Radical prostatectomy (RP) is the most common treatment for localized prostate cancer, with 60 000– 80 000 American men undergoing this procedure annually.[1] Sexual dysfunction is the most common long-term adverse effect of RP.[2] Published literature has reported that anywhere between 30% and 83% of men are incapable of an erection sufficient for penetration following RP ( The nerves responsible for erection are intimately associated with the prostate.[3] Numerous authors have demonstrated that preservation of the nerves surrounding the prostate can improve return of erectile function following RP;[4–6] however, rates of return of sexual function vary widely among individual surgeons and institutions.[5,7]

The pathophysiology of ED following RP is believed to be a result of thermal, mechanical and vascular insults to the nerves responsible for erectile function and the penis itself.[8,9] Delicacy of neurovascular tissue handling and avoidance of traction have been proposed as strategies for minimizing nerve damage.[10] Inadvertent traction on the delicate neurovascular tissue can cause stretch-induced axonotmesis in which axons over long segments of nerve are disrupted, whereas supporting structures (including endoneurium) are intact. Traction also disrupts and occludes the small-sized arteries that are traveling with the nerves (vasa nervorum) to supply distal structures such as pelvic muscles, cavernous tissue, external urethral sphincter and the nerves themselves.[11,12] Thus, traction can cause delay in functional recovery by either neural or ischemic mechanisms.

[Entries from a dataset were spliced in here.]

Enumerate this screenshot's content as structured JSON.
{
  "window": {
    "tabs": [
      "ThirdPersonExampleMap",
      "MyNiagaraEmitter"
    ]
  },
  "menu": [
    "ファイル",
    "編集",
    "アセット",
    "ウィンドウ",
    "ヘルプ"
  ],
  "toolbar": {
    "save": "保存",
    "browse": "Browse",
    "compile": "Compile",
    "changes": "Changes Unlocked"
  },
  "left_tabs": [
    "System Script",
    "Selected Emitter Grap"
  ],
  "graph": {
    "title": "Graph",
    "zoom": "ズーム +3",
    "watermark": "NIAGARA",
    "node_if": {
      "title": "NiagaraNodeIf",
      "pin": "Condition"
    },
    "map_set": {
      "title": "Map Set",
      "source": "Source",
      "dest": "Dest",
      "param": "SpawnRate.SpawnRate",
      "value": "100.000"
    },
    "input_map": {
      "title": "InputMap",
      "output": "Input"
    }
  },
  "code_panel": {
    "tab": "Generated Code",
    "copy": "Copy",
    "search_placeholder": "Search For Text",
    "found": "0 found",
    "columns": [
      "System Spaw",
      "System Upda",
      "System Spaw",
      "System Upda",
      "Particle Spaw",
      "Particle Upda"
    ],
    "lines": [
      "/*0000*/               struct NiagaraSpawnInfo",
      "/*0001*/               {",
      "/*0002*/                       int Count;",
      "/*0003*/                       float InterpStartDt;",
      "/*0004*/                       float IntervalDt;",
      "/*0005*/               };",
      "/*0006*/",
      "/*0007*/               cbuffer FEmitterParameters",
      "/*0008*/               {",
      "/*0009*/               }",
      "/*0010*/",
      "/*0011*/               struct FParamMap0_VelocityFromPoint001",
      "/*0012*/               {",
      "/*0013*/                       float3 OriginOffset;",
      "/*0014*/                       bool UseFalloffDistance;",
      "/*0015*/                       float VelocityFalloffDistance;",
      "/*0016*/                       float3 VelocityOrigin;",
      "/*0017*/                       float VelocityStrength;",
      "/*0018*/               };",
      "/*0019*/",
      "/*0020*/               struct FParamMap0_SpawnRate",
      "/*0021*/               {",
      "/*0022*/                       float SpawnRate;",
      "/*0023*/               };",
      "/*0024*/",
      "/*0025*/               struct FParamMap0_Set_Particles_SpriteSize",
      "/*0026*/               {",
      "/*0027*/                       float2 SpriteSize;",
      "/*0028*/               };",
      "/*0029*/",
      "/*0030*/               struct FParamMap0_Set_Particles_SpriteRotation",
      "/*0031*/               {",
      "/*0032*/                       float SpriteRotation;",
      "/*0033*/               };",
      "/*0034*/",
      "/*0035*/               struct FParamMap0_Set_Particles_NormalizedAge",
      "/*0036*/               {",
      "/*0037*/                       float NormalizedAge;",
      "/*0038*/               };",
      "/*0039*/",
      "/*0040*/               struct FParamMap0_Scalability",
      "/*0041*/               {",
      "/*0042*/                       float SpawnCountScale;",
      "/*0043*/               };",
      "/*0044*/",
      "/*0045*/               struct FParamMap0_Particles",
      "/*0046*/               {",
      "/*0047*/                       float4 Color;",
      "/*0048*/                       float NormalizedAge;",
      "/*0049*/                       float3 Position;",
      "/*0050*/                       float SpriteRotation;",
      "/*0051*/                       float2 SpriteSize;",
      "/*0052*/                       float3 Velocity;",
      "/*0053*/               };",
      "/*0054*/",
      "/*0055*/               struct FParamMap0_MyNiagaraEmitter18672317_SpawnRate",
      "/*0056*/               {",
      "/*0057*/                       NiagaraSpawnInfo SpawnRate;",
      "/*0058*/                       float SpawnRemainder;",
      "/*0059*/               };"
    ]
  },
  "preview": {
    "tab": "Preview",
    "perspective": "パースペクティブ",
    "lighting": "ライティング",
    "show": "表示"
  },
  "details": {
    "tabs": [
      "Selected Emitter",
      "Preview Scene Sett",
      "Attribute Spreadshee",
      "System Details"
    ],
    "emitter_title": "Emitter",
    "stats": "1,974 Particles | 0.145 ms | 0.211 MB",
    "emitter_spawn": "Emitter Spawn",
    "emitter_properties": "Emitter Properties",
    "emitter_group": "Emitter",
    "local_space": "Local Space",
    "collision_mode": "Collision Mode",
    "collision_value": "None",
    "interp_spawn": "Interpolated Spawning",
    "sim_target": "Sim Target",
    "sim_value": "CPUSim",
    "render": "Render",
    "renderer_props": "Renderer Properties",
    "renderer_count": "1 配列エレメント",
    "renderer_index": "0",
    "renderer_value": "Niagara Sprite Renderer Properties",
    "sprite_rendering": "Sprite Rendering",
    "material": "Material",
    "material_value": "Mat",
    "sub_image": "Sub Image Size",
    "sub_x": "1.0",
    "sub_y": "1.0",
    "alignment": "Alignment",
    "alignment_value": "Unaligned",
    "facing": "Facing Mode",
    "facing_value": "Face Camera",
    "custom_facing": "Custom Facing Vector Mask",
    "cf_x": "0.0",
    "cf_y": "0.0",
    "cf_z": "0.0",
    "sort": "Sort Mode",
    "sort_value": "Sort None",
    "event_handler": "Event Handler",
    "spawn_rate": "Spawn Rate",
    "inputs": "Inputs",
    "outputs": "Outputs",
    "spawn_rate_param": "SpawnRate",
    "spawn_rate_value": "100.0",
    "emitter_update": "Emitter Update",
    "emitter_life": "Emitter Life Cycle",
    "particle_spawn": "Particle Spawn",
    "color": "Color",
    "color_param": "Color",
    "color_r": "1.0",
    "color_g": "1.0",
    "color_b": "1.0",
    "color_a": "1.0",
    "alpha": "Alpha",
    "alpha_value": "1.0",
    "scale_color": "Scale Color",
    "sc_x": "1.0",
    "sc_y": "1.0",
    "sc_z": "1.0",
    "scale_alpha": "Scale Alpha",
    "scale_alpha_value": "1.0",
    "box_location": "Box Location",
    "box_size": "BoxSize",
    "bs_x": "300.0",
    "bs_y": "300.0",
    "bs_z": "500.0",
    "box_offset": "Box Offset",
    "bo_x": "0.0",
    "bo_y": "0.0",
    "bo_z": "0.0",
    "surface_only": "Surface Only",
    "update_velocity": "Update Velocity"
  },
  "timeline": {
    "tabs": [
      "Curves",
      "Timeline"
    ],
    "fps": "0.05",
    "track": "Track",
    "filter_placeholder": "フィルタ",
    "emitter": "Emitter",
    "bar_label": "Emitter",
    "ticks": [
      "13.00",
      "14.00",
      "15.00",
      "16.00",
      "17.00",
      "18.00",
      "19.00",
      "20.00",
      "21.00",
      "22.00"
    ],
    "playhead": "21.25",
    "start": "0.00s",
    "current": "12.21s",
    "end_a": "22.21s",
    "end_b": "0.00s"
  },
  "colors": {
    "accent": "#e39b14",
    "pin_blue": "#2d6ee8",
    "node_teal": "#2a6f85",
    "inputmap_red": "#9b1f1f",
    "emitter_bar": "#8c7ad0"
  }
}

Traction-free nerve preservation can be difficult to achieve on a robotic platform because of the loss of haptic feedback. We hypothesized that if we could monitor tissue oxygenation in the neural tissue and penis, it may serve as a surrogate for significant traction on this important tissue. We also hypothesized that real-time intraoperative feedback regarding tissue oxygenation levels could aid surgeons in making slight alterations in surgical technique to limit traction and avoid ischemia.

Commercially available tissue oxygenation probes have been utilized during plastic surgical procedures as well as laboratory penile perfusion studies.[13,14] We have used such a device to evaluate intraoperative penile tissue oxygenation levels as a surrogate for identifying traction. This has allowed us to modify our technique to avoid such traction and the consequent fall in tissue oxygenation levels. Presented herein is our traction-free operative technique, as well as the effects of penile oxygenation monitoring on postoperative sexual and urinary continence outcomes in patients undergoing robotic prostatectomy by a single surgeon.